Le réalisateur algérien Nadir Moknèche résume Délice Paloma : "Mon film brosse le portrait d'un "petit peuple" qui, pour s'en sortir, imite des comportements qui ne sont pas les siens. C'est l'histoire d'une femme en quête d'ascension sociale dans un pays en pleine mutation. Zineb Agha, alias Madame Aldjéria, part avec quelques handicaps : c'est une femme seule, dans la cinquantaine, d'origine modeste, un fils issu d'un père inconnu... Pour survivre, elle a forcément fait un peu de tout, jusqu'à vendre "un peu d'amour pour alléger la solitude de certains hommes." Comment vivre, s'en sortir, dans un univers de combines, de bouts de ficelles, un pays de passe-droits et de pots-de-vins ?"
Biyouna, l'actrice principale de Délice Paloma, est une véritable icône populaire en Algérie. Née dans le quartier populaire de Belcourt au sein d'une famille citadine d'Alger, elle est danseuse dans les années 60, dans des orchestres féminins et dans de prestigieux cabarets de l'époque. En 1972, à l'âge de 19 ans, elle décroche par hasard un petit rôle dans le cultissime feuilleton télévisé El-Harrik. Le succès du programme est immense, en grande partie grâce à la gouaille de Fatma, le personnage que la jeune Biyouna interprète avec un naturel alors encore inédit sur les écrans algériens. Biyouna devient alors une icône populaire, plus célèbre que sa soeur, la chanteuse Faïza. Elle devra attendre 1999, avec le film Le Harem de Mme Osmane de Nadir Moknèche, pour obtenir un rôle dans un registre autre que comique, son personnage de Fatma lui collant à la peau de nombreuses années et la cantonnant dans le registre du rire.

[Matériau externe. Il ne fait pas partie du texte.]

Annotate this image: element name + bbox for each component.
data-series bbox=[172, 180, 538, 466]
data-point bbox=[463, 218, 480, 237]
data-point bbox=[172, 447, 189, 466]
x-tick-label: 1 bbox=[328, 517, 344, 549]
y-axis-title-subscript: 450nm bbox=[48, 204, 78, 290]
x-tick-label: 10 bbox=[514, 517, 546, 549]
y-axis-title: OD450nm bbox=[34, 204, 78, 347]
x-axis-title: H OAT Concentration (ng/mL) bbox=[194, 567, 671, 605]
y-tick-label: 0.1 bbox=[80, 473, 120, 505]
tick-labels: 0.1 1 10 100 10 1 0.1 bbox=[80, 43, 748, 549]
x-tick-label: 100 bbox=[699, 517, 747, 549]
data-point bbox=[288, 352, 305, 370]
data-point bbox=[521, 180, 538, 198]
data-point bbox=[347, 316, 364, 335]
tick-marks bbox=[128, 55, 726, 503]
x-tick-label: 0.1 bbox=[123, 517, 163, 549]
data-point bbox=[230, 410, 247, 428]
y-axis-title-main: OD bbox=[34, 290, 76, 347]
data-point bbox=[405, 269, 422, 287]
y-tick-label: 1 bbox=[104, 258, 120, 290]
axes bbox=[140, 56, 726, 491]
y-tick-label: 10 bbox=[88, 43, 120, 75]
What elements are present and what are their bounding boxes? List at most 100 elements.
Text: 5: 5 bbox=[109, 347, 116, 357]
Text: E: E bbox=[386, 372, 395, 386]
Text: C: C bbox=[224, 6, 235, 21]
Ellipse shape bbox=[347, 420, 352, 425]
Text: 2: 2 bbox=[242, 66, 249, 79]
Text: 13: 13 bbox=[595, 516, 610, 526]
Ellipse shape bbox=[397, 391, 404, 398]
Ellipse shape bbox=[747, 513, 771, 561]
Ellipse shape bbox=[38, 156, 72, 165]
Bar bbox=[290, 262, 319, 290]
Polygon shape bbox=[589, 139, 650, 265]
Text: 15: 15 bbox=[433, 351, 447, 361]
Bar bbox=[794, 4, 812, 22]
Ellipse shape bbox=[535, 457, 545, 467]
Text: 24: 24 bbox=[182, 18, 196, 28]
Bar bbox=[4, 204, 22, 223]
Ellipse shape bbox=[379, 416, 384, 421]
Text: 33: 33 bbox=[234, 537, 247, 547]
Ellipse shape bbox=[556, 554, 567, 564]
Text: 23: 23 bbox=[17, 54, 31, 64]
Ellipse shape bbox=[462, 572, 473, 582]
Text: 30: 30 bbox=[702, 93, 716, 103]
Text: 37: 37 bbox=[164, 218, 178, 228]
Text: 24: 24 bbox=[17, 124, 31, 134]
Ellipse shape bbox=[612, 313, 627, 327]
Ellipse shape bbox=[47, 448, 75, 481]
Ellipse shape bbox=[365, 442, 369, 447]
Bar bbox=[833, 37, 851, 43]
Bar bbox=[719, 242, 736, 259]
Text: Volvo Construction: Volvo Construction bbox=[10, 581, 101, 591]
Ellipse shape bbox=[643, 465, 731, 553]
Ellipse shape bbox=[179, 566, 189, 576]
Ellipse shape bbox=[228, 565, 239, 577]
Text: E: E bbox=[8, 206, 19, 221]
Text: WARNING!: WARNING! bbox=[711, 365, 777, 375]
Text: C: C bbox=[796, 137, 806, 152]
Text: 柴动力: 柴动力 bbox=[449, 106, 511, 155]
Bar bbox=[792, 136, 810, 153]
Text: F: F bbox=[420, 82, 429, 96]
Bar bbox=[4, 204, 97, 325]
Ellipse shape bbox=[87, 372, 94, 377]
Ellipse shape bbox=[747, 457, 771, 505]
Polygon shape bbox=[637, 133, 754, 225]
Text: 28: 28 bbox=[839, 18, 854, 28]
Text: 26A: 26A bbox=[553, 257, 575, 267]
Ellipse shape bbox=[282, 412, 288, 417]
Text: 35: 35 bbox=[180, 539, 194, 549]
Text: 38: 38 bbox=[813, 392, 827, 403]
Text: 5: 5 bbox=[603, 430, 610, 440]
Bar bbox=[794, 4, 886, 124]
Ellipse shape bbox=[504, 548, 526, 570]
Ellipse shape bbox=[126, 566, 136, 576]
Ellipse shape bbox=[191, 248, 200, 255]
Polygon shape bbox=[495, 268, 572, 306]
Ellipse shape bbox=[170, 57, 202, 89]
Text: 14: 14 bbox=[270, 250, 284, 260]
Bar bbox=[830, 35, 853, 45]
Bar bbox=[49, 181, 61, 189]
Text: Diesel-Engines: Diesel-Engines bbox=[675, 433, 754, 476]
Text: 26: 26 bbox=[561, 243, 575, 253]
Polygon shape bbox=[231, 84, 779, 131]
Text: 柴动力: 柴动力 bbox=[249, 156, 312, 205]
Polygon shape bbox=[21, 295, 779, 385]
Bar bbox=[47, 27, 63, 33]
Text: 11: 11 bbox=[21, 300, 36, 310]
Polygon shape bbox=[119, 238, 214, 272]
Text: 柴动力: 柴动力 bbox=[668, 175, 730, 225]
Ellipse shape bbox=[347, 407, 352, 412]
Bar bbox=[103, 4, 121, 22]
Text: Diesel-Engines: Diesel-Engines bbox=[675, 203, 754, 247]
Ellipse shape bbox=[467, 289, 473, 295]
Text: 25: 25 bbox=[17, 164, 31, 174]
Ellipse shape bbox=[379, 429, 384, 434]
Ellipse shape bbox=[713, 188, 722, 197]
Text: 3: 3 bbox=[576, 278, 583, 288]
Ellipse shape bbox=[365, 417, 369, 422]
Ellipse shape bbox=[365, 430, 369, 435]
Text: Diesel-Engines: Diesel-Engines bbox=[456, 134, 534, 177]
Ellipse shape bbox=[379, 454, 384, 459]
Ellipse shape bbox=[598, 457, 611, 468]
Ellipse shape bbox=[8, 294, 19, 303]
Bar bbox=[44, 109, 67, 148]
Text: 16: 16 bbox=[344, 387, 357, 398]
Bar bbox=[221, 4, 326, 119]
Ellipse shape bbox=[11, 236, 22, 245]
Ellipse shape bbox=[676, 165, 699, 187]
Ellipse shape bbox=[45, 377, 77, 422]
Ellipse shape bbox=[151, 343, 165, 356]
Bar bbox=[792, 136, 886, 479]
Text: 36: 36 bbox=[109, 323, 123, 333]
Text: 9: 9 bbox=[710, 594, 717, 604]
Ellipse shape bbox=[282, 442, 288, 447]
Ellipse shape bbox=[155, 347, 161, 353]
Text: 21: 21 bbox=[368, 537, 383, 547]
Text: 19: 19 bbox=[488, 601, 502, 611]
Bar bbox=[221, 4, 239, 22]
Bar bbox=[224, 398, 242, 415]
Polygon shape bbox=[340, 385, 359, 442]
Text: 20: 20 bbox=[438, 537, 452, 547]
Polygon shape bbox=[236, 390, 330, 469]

Délice Paloma permet au réalisateur Nadir Moknèche de poursuivre sa fidèle collaboration avec Biyouna, véritable icône populaire en Algérie. Le cinéaste l'avait déjà dirigé dans ses deux premiers films, Le Harem de Mme Osmane (2000) et Viva Laldjérie (2004).
C'est la perspective de retrouver Biyouna qui a donné à Nadir Moknèche l'envie de réaliser Délice Paloma. Le cinéaste explique : "J'avais le désir de propulser une fois de plus Biyouna dans l'univers urbain d'Alger. On se fréquente depuis 1999, on a fait deux films ensemble, c'est dire qu'on se connaît bien. Dans la vie, Biyouna est une véritable icône populaire, qui garde le courage et l'irrévérence de ses débuts. Elle m'a fait découvrir et même plonger dans le milieu interlope d'Alger. (...) Durant les répétitions, Biyouna a imprimé de sa personnalité, de sa nature, de son tempérament, le rôle d'Aldjéria, et lui a donné l'humour cruel et réaliste du petit peuple d'Alger."
Délice Paloma est un film dont l'action se déroule en Algérie, dont l'histoire évoque le peuple algérien, mais qui est financé en France. Le réalisateur Nadir Moknèche s'exprime sur cette "double" nationalité : "L'ironie du sort, c'est qu'après les indépendances des pays du Maghreb, Paris est devenu leur capitale culturelle. Pas seulement dans la production cinématographique, mais aussi dans l'édition, la recherche... Mes films me ressemblent, et ressemblent à beaucoup d'entre nous qui sont le fruit de cette histoire ranco-algérienne, histoire douloureuse certes, mais c'est notre histoire. Quand tu es à Alger et que tu vas dans une boulangerie pour acheter une baguette ou un mille-feuille, tu ne te poses pas la question de savoir si c'est français ou algérien. Il ne faudrait pas qu'un jour, on veuille arracher les figuiers parce qu'ils auraient été introduits par les phéniciens."